Belos tons - poema selecionado

 








Despem-se as árvores,

lentamente,

de suas folhas reluzentes

de verde...

Caem com suavidade

despojada

e vão forrar o solo,

formando um tapete

emoldurado pelos tons

dourados...

As folhas que ainda ficam,

pendentes dos galhos,

balançam...

... movidas pelos

ventos...

outonais...


Rodopios - poema premiado com Menção Honrosa

 






Rodopia

o vento

em movimentos

circulares...

rodopia,

levanta poeira

em ângulos

milenares...

 

Rodopia

o balão

a pintar

o céu cinzento

com pontinhos

de hortelã...

 

Rodopia

o chapéu

azulado

em zigue-zagues

audazes...

carrega

amores roubados

do último verão!

 

 

 

 

Versos perfumados



Rosas vermelhas,
alvissareiras,
rainhas da noite
em dias de luar..


Perfumam,
adornam
e pontuam odores...
... são estrelas cadentes
de amores viventes
à beira do mar!

 

Estrelinhas - conto selecionado


 





            Paulinho sempre acreditara em Papai Noel. Desde pequenino. Isso falando. Nem adiantava desmotivá-lo, fazer crer que Papai Noel era um mito. Paulinho é que não acreditava em palavras bobas! Coisas de adulto. Doidice. Mito? Ia lá saber o que era esse bicho? Pois se não era bicho, era mesmo doidice de gente cheia da bossa.

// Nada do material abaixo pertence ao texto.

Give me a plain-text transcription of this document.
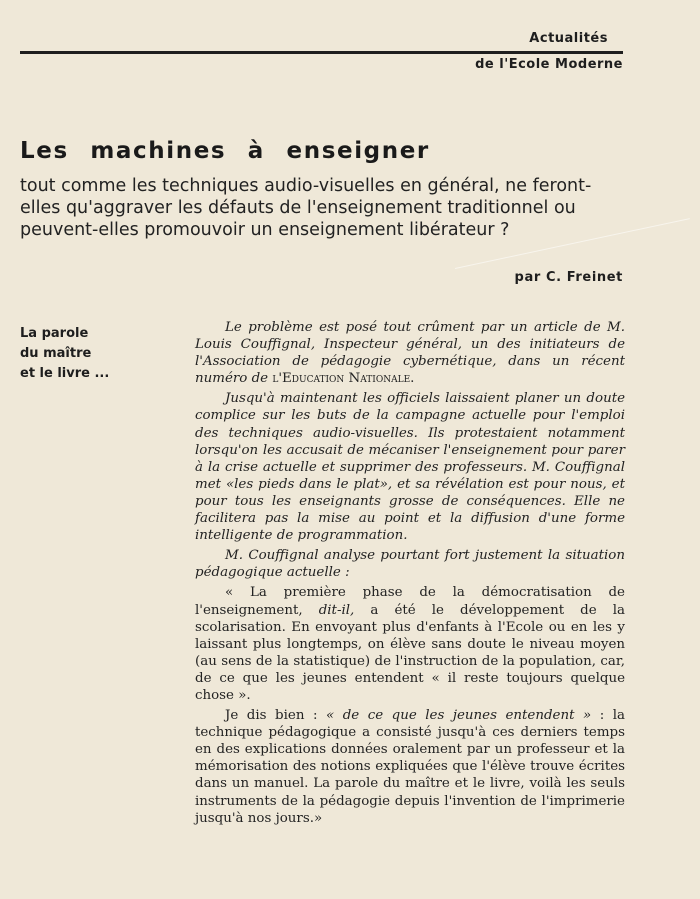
Actualités
de l'Ecole Moderne
Les machines à enseigner

tout comme les techniques audio-visuelles en général, ne feront-elles qu'aggraver les défauts de l'enseignement traditionnel ou peuvent-elles promouvoir un enseignement libérateur ?

par C. Freinet
La parole
du maître
et le livre ...

Le problème est posé tout crûment par un article de M. Louis Couffignal, Inspecteur général, un des initiateurs de l'Association de pédagogie cybernétique, dans un récent numéro de l'Education Nationale.

Jusqu'à maintenant les officiels laissaient planer un doute complice sur les buts de la campagne actuelle pour l'emploi des techniques audio-visuelles. Ils protestaient notamment lorsqu'on les accusait de mécaniser l'enseignement pour parer à la crise actuelle et supprimer des professeurs. M. Couffignal met «les pieds dans le plat», et sa révélation est pour nous, et pour tous les enseignants grosse de conséquences. Elle ne facilitera pas la mise au point et la diffusion d'une forme intelligente de programmation.

M. Couffignal analyse pourtant fort justement la situation pédagogique actuelle :

« La première phase de la démocratisation de l'enseignement, dit-il, a été le développement de la scolarisation. En envoyant plus d'enfants à l'Ecole ou en les y laissant plus longtemps, on élève sans doute le niveau moyen (au sens de la statistique) de l'instruction de la population, car, de ce que les jeunes entendent « il reste toujours quelque chose ».

Je dis bien : « de ce que les jeunes entendent » : la technique pédagogique a consisté jusqu'à ces derniers temps en des explications données oralement par un professeur et la mémorisation des notions expliquées que l'élève trouve écrites dans un manuel. La parole du maître et le livre, voilà les seuls instruments de la pédagogie depuis l'invention de l'imprimerie jusqu'à nos jours.»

            E Paulinho jurava ter visto Papai Noel descendo pela chaminé da casa de Ritinha! Foi em noite de estrelas. Frio? Que nada! E quem disse que o nosso Natal vê neve branca? Neve só nos filmes de americano bem posto e feliz. Neve mesmo Paulinho nunca vira, mas teimava ter visto Papai Noel na casa de Ritinha! Mamãe ria um sorriso bondoso. Papai arqueava as sobrancelhas peludas. Mudo, mas preocupado. Maninho caçoava, fazia alarde, pura zombaria. Paulinho batia o pé. Não arredava ideia!

            E Ritinha era a única que acreditava no amigo. Firmeza no apoio. Menina doce, porém enxuta nos porquês. Amiga do peito! Desde sempre confirmara as palavras de Paulinho. Garota sem lisura, olhos postos na estrada, mesmo com idade verde.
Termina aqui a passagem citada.